Tekanan darah sekurang-kurangnya 160 mmHg sistolik atau 110 mmHg diastolik
pada dua kali pemeriksaan berjarak 15 menit menggunakan lengan yang sama.
Trombositopenia : trombosit < 100.000 / mikroliter.
Gangguan ginjal : kreatinin serum >1,1 mg/dL atau didapatkan peningkatan kadar
kreatinin serum pada kondisi dimana tidak ada kelainan ginjal lainnya.
Gangguan liver : peningkatan konsentrasi transaminase 2 kali normal dan atau adanya
nyeri di daerah epigastrik / regio kanan atas abdomen.
Edema Paru.
Didapatkan gejala neurologis : stroke, nyeri kepala, gangguan visus.
Gangguan pertumbuhan janin menjadi tanda gangguan sirkulasi uteroplasenta:
Oligohidramnion, Fetal Growth Restriction (FGR) atau didapatkan Absent or
Reversed end Diastolic Velocity (ARDV).
Terminologi umum ‘pencegahan’ dibagi menjadi 3 (tiga) yaitu: primer, sekunder, tersier.
Pencegahan primer artinya menghindari terjadinya penyakit. Pencegahan sekunder dalam konteks
preeklampsia berarti memutus proses terjadinya penyakit yang sedang berlangsung sebelum
timbul gejala atau kedaruratan klinis karena penyakit tersebut. Pencegahan tersier berarti
pencegahan dari komplikasi yang disebabkan oleh proses penyakit, sehingga pencegahan ini juga
merupakan tata laksana. 1,12
Pencegahan Primer
Perjalanan penyakit preeklampsia pada awalnya tidak memberi gejala dan tanda,
namun pada suatu ketika dapat memburuk dengan cepat. Pencegahan primer merupakan yang
terbaik namun hanya dapat dilakukan bila penyebabnya telah diketahui dengan jelas sehingga
memungkinkan untuk menghindari atau mengkontrol penyebab-penyebab tersebut, namun
hingga saat ini penyebab pasti terjadinya preeklampsia masih belum diketahui.

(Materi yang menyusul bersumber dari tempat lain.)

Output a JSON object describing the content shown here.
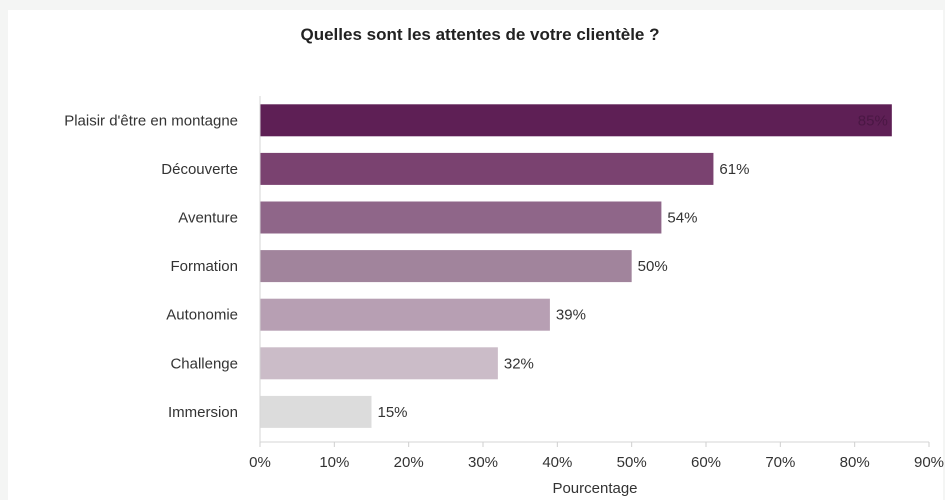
{
  "chart_data": {
    "type": "bar",
    "orientation": "horizontal",
    "title": "Quelles sont les attentes de votre clientèle ?",
    "xlabel": "Pourcentage",
    "ylabel": "",
    "xlim": [
      0,
      90
    ],
    "x_ticks": [
      "0%",
      "10%",
      "20%",
      "30%",
      "40%",
      "50%",
      "60%",
      "70%",
      "80%",
      "90%"
    ],
    "grid": false,
    "categories": [
      "Plaisir d'être en montagne",
      "Découverte",
      "Aventure",
      "Formation",
      "Autonomie",
      "Challenge",
      "Immersion"
    ],
    "values": [
      85,
      61,
      54,
      50,
      39,
      32,
      15
    ],
    "value_labels": [
      "85%",
      "61%",
      "54%",
      "50%",
      "39%",
      "32%",
      "15%"
    ],
    "colors": [
      "#5e1f55",
      "#7a4270",
      "#8f6689",
      "#a1849c",
      "#b79fb3",
      "#cbbcc8",
      "#dcdcdc"
    ],
    "label_colors": [
      "#4a1744",
      "#333333",
      "#333333",
      "#333333",
      "#333333",
      "#333333",
      "#333333"
    ]
  }
}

Sampai saat ini terdapat berbagai temuan biomarker yang dapat digunakan untuk
meramalkan kejadian preeklampsia, namun belum ada satu tes pun yang memiliki sensitivitas
dan spesifitas yang tinggi. Butuh serangkaian pemeriksaan yang kompleks agar dapat
meramalkan suatu kejadian preeklampsia dengan lebih baik. Praktisi kesehatan diharapkan
dapat mengidentifikasi faktor risiko preeklampsia dan mengkontrolnya, sehingga
memungkinkan dilakukan pencegahan primer.
Anamnesis
- Umur > 40 tahun.
- Nulipara.
- Multipara dengan riwayat preeklampsia sebelumnya.
- Multipara dengan kehamilan oleh pasangan baru.
- Multipara yang jarak kehamilan sebelumnya 10 tahun atau lebih.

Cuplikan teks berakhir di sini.